In September 2000 we started spending money - hemorrhaging money, actually - to qualify for adoption and adopt our two in specific. We came to hate the Immigration and Naturalization Service. The Boston office is (was?) reportedly among the worst, and their entire bureaucracy seems to be filled with petty empire-builders. Odd rules, whose purpose I could not divine, admitted of no exceptions. When the person assigned to our case went on vacation, no one was assigned in coverage. No one would touch what was on the vacationer's desk. It just wasn't done.
We had an excellent adoption agency which steered through the morass as well as could be expected. We expected an answer in November, starting on "any day now." Every morning we would go up and think today might be the day. But no day in November was the day, nor was any day in December. Living on the edge of expectation gets wearing. If you have ever climbed a mountain with false peaks, searched for restaurants or hotels and found them all closed, or waited for any expected pleasure (a bathroom, a cigarette, a drink, a nap) and been repeatedly put off you can get some idea of it.
We were under two time pressures: the June 30 deadline for the whole country I mentioned earlier, but also John-Adrian's 16th birthday. Adoption after age 16 was not allowed. We were told it would likely be no problem, as he was coming as a package with a younger sibling, and because he was two grades behind (both boys had spent ages 6-8 being shepherds instead of going to school, to support their father's cigar and palinka habits), but no one would assure us of that. No one would promise. This is Romania, where bribes, influence, connections, and whim prevail too often. So the final papers would have to go before the judge in Bihor County before May 8.
Sometimes desperation opens up witness, BTW. By January I could quite comfortably ask the most nominal of Christian, or even non-believers, to pray for us. I didn't care what they thought. If my reputation was the price to pay, then cheap at the cost. By late January we had had many more today-could-be's. I resolved to fast and pray for a week. I had fasted before, but never anything this extreme. Anything that would help God hear me, help me hear God, break some obstacle to getting my sons home - we were already starting to use those words - seemed reasonable. I don't know if fasting "works" in the sense of making things happen, but it certainly works in terms of praying. By the third day, praying for hours, praying while I drove the car or filled out forms, praying while I dressed or went to meetings, was no problem.
We learned later that the boys had been told that someone was hoping to adopt them, but they couldn't be told who. John-Adrian assured me he had guessed, but that's his personality. He would say that anyway. John-Adrian knew everything and was never wrong in those days. Though we learned in April that he had cried for hours with the mother who was adopting Florentin, his best friend. I want a family.*
We have never seen J-A cry, or anything close to it, in nine years. He has never mentioned it or expressed anything but blithe confidence that he knew it would work out. Yeah. Either way, we certainly didn't know it would work out, and we were well into February with the clock ticking. We knew that if we went past March 20 or so without hearing, the necessary pieces couldn't be put in place by May 8. We were frantic. No, I was frantic. Tracy was depressed. Our children were going to be stuck in Romania forever.

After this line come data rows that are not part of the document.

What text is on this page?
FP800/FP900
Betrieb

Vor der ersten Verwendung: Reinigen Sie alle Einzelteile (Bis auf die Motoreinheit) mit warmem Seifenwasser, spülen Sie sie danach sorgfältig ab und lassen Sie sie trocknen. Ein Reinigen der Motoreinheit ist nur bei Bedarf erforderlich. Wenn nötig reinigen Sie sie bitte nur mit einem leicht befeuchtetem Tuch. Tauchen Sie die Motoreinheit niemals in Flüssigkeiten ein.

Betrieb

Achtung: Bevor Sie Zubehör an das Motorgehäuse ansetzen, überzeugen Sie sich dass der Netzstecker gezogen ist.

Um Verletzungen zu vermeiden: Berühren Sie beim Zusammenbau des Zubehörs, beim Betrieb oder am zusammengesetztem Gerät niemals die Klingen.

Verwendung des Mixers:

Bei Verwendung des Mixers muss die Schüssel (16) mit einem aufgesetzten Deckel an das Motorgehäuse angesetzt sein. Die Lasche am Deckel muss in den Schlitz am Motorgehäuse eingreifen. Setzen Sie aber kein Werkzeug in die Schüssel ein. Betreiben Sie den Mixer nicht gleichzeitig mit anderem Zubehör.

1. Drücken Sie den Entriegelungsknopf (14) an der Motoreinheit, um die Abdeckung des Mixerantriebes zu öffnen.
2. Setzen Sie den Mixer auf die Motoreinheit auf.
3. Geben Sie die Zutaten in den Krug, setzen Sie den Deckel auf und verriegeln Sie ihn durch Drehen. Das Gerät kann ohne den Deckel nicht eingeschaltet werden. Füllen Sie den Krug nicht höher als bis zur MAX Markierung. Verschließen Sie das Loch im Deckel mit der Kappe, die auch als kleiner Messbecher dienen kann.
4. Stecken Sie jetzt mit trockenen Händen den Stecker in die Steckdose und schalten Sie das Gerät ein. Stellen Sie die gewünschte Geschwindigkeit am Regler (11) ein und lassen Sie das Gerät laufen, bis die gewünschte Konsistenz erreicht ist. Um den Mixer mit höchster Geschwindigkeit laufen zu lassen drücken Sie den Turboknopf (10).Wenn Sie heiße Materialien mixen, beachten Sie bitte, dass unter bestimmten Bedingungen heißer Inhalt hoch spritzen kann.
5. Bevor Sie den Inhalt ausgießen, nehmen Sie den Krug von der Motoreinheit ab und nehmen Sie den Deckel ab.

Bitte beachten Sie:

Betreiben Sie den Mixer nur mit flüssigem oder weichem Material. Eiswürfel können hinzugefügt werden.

Somewhere in there Ben became an adult comforter of his mother. It was not a role he had previously refused, it just never occurred to him, and no one had asked him. Then he was just there, most natural thing in the world.

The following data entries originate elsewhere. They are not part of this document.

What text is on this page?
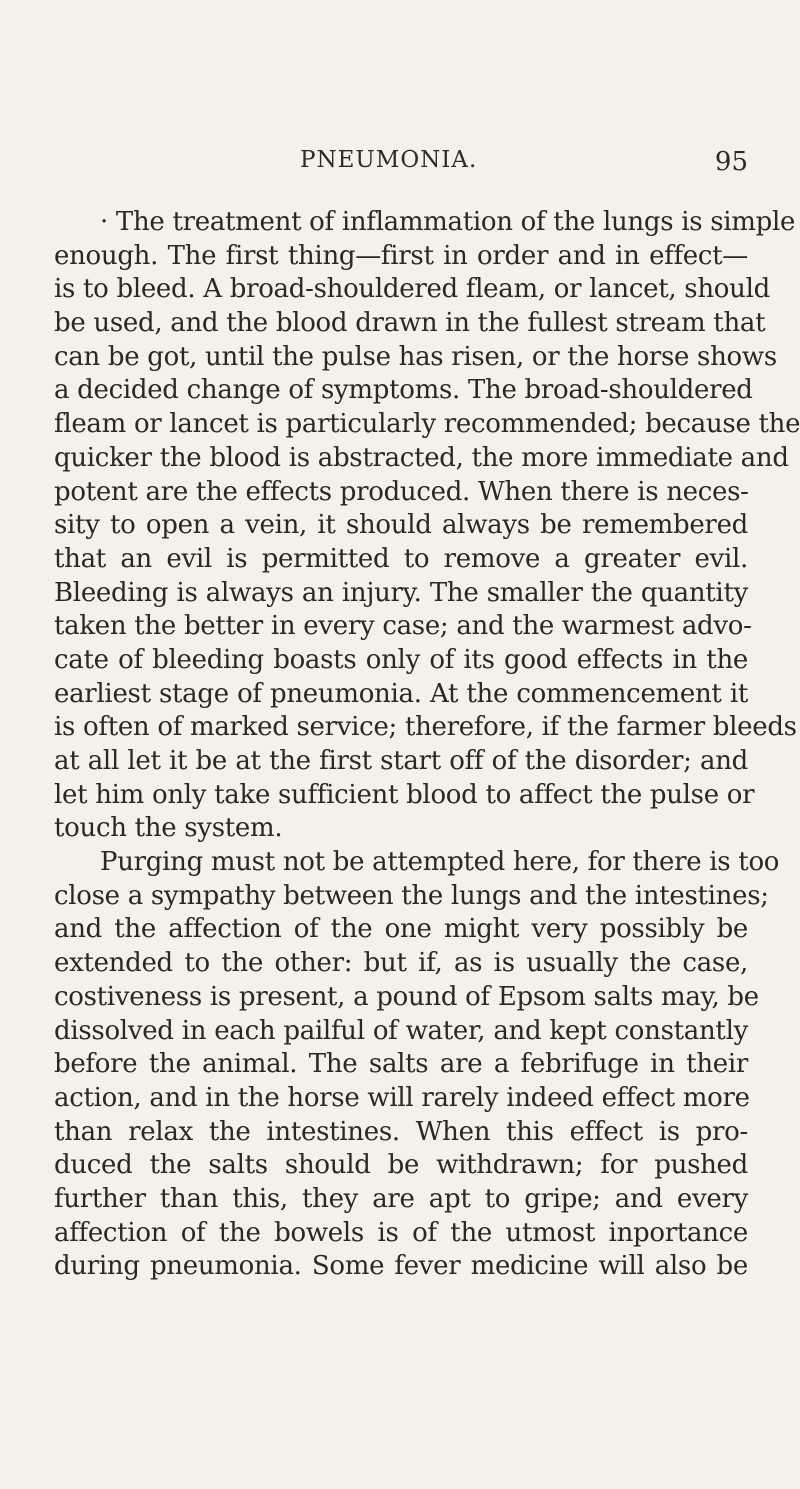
PNEUMONIA.	95
· The treatment of inflammation of the lungs is simple
enough. The first thing—first in order and in effect—
is to bleed. A broad-shouldered fleam, or lancet, should
be used, and the blood drawn in the fullest stream that
can be got, until the pulse has risen, or the horse shows
a decided change of symptoms. The broad-shouldered
fleam or lancet is particularly recommended; because the
quicker the blood is abstracted, the more immediate and
potent are the effects produced. When there is neces-
sity to open a vein, it should always be remembered
that an evil is permitted to remove a greater evil.
Bleeding is always an injury. The smaller the quantity
taken the better in every case; and the warmest advo-
cate of bleeding boasts only of its good effects in the
earliest stage of pneumonia. At the commencement it
is often of marked service; therefore, if the farmer bleeds
at all let it be at the first start off of the disorder; and
let him only take sufficient blood to affect the pulse or
touch the system.
Purging must not be attempted here, for there is too
close a sympathy between the lungs and the intestines;
and the affection of the one might very possibly be
extended to the other: but if, as is usually the case,
costiveness is present, a pound of Epsom salts may, be
dissolved in each pailful of water, and kept constantly
before the animal. The salts are a febrifuge in their
action, and in the horse will rarely indeed effect more
than relax the intestines. When this effect is pro-
duced the salts should be withdrawn; for pushed
further than this, they are apt to gripe; and every
affection of the bowels is of the utmost inportance
during pneumonia. Some fever medicine will also be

The INS gave its approval in early March. We celebrated at the ridiculously expensive Bedford Village Inn, and I made immediate reservations to go to Romania and see the boys for for ten days beginning late March in preparation for the adoption in May. That April trip, bringing them home May 25, and our return in 2005 will be the last post of the series.
*Notice that this is what orphaned children say, not "I want a mother," or "I want parents." The difference is significant.